No, las palabras Dios y religión no eran palabras de uso corriente en su villa de piedra caliza roja, a la poderosa sombra de la catedral de Roskilde.
Tras recoger a Benjamin de la guardería y jugar un poco con él, lo sentó ante el televisor. Con tal de que hubiera colores y la imagen no estuviese quieta, se daba por satisfecho.
Subió al primer piso, pero pensó si no sería mejor no seguir adelante. Meter las últimas cajas sin mirar en ellas y dejar en paz la atormentada vida de su marido.
Veinte minutos más tarde se alegraba de no haber seguido el impulso. De hecho, se sentía tan mal que en aquel momento sopesaba seriamente si debería recoger sus cosas, levantar la tapa de la lata con el dinero para la casa y coger el primer tren que partiera.
Seguramente esperaba encontrar en las cajas cosas relacionadas con la época y la vida de la que ella se había convertido en parte, pero no que de pronto se revelara que también ella era uno de sus proyectos.
Le dijo que se había enamorado perdidamente de ella la primera vez que charlaron, y así lo sintió ella también. Ahora sabía que eran falsas apariencias.
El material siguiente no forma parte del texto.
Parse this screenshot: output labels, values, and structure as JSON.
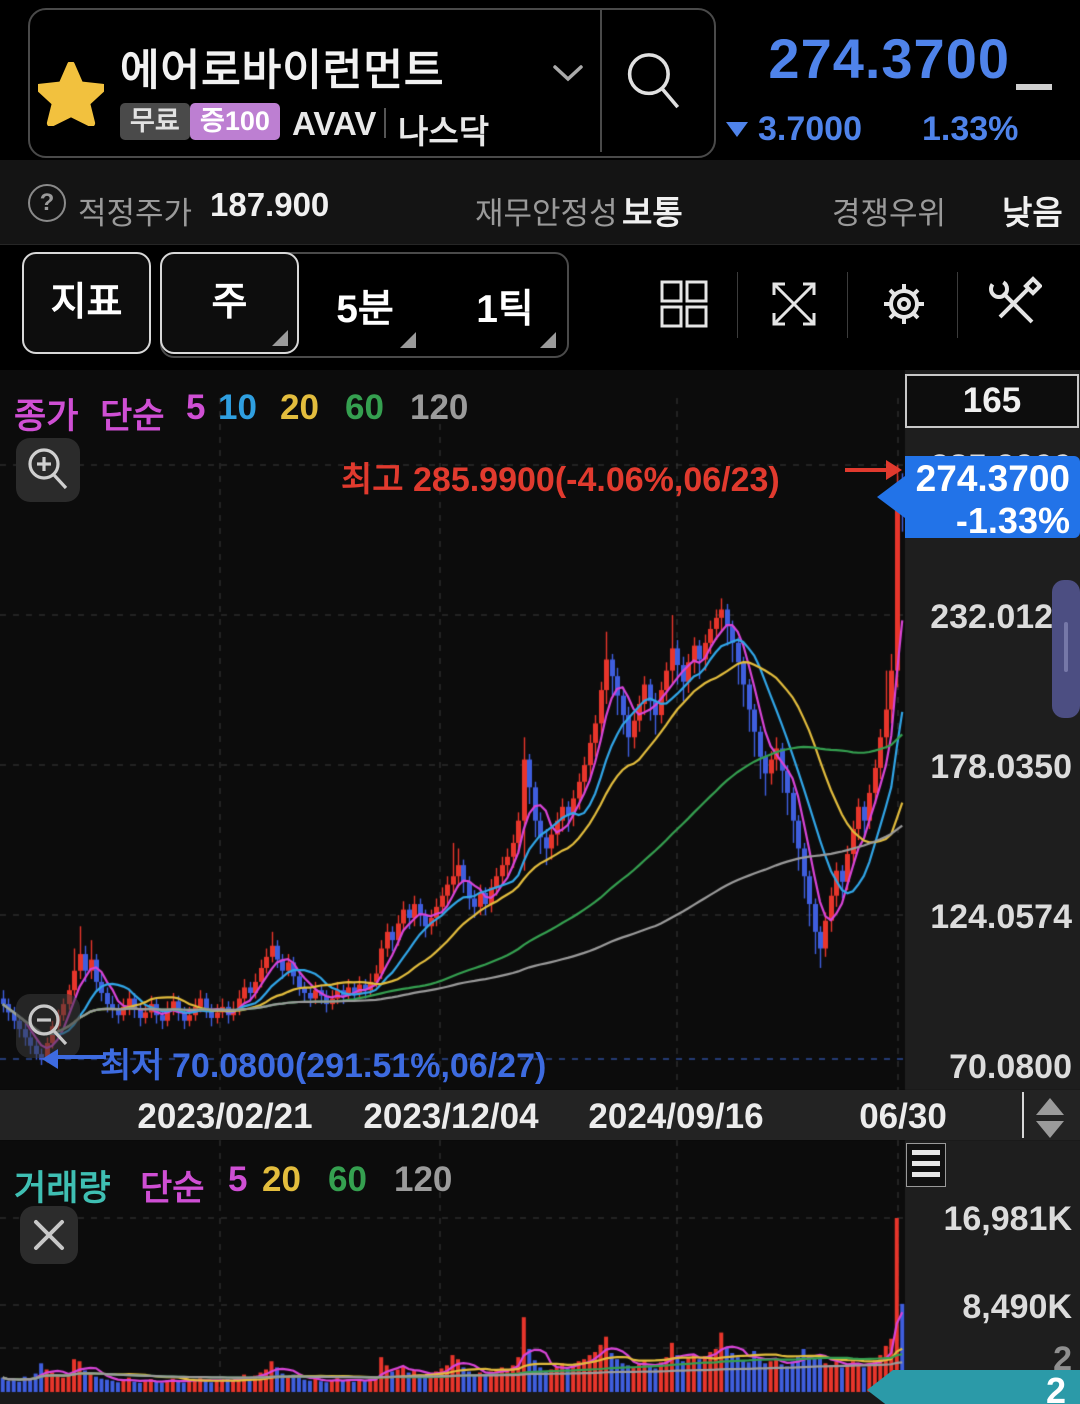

Porque ¿cómo podía haber sido casual su primer encuentro en el café cuando veía ahora recortes del concurso hípico de Bernstorffsparken en el que por primera vez subió al podio? Eso fue muchos meses antes de que se conocieran. ¿De dónde había sacado aquellos recortes? Si los hubiera encontrado después, se los habría enseñado, ¿no? Además, tenía programas de torneos en los que participó mucho antes de eso. También tenía fotos de ella sacadas en lugares en los que, desde luego, no había estado con él. Así que la había vigilado de manera sistemática durante un tiempo antes de su supuesto primer encuentro.
Lo único que hizo él fue esperar el momento adecuado para golpear. Ella había sido la elegida, pero no se sentía halagada, a la vista de cómo había ido todo; no se sentía halagada en absoluto.
Le producía escalofríos.
Y también sintió escalofríos cuando abrió después un archivador de madera que estaba en la misma caja de mudanzas. A primera vista no era nada especial. Una simple caja con listas de nombres y direcciones que no le decían nada. Pero cuando examinó los papeles con más detenimiento sintió desagrado.
¿Por qué era tan importante aquella información para su marido? No lo entendía.
A cada nombre de la lista correspondía una página donde se habían anotado, de manera ordenada, datos de la persona y de su correspondiente familia. Primero ponía a qué religión pertenecían. Después cuál era el rango que ocupaban en la comunidad, y luego cuánto tiempo llevaban siendo miembros. Entre las informaciones más personales destacaban las correspondientes a los niños de la familia. Nombre, edad y, lo que era inquietante, también sus rasgos característicos. Por ejemplo, ponía:
«Willers Schou, quince años. No es el favorito de su madre, pero está muy unido al padre. Un chico rebelde que no participa regularmente en las reuniones de la comunidad. Pasa resfriado la mayor parte del invierno y debe guardar cama dos veces.»
¿Para qué quería su marido aquella información? ¿Y qué le importaba a él lo que ganaran al año? ¿Era un espía de la Seguridad Social, o qué? ¿Lo habían destinado a infiltrarse en sectas danesas para poner al descubierto casos de incesto, violencia u otras barbaridades, o qué?